Blauer Rucksack neben Notizbuch und Laptop als Vorbereitung für den Schulstart.

Schulstart NRW am 2. September: Diese Checks zählen

Der erste reguläre Schultag nach den Sommerferien ist in Nordrhein-Westfalen am Mittwoch, 2. September 2026. Familien sollten jetzt die konkreten Anfangs- und Betreuungszeiten ihrer Schule prüfen, Arbeitswege abstimmen und den Schulweg vorbereiten. Landesweit einheitliche Unterrichts- oder Betreuungszeiten gibt es nicht.

Von der TA-Art-Redaktion, 31. August 2026

Ferienende und Schulbeginn in Nordrhein-Westfalen

Die offizielle Ferienübersicht der Kultusministerkonferenz weist die Sommerferien in Nordrhein-Westfalen bis einschließlich Dienstag, 1. September 2026 aus. Für Schülerinnen und Schüler beginnt der reguläre Schulalltag damit am folgenden Mittwoch.

Entscheidend sind dennoch die Mitteilungen der jeweiligen Schule. Unterrichtsbeginn, Treffpunkte für neue Klassen, verkürzte Stundenpläne oder organisatorische Hinweise können sich unterscheiden. Auch die Zeiten von Ganztag, Betreuung und Schülerverkehr werden vor Ort durch Schulen, Schulträger und Betreuungseinrichtungen geregelt.

Was Familien bis Dienstag prüfen sollten

Ein kurzer gemeinsamer Check verhindert unnötige Hektik am ersten Morgen:

  • Unterrichtsbeginn und Stundenplan direkt über die Schule kontrollieren.
  • Beginn und Ende von Ganztag oder Betreuung schriftlich abgleichen.
  • Arbeitszeiten, Bringdienste und Abholwege innerhalb der Familie abstimmen.
  • Fahrkarte, Busverbindung und mögliche Fahrplanänderungen prüfen.
  • Fahrrad auf Bremsen, Licht, Reifen und passende Helmeinstellung kontrollieren.
  • Schultasche, Schlüssel, Trinkflasche und benötigte Unterlagen bereitlegen.
  • Telefonnummern für kurzfristige Änderungen griffbereit speichern.

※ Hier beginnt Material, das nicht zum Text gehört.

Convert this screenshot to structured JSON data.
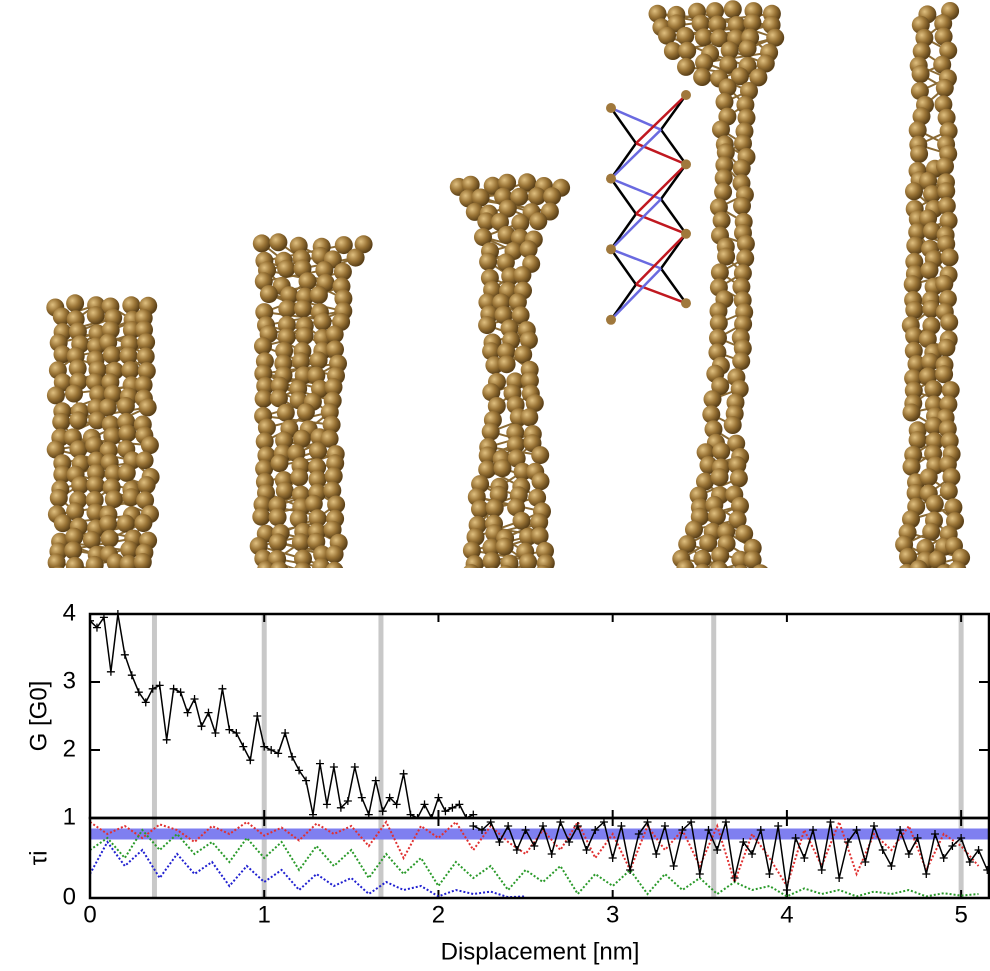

Wer auf den Schülerverkehr angewiesen ist, sollte außerdem Haltestelle, Abfahrtszeit und Zuständigkeit des örtlichen Schulträgers nochmals kontrollieren. Verbindungen aus dem vergangenen Schuljahr müssen nicht unverändert gelten.

Schulstart NRW am 2. September: Diese Checks zählen

Der sichere Schulweg braucht eine Generalprobe

Mit jüngeren Kindern lohnt es sich, den vollständigen Weg noch einmal zu einer ähnlichen Uhrzeit abzugehen. Dabei sollten Eltern sichere Querungsstellen zeigen und besprechen, wo Sicht durch parkende Fahrzeuge eingeschränkt sein kann.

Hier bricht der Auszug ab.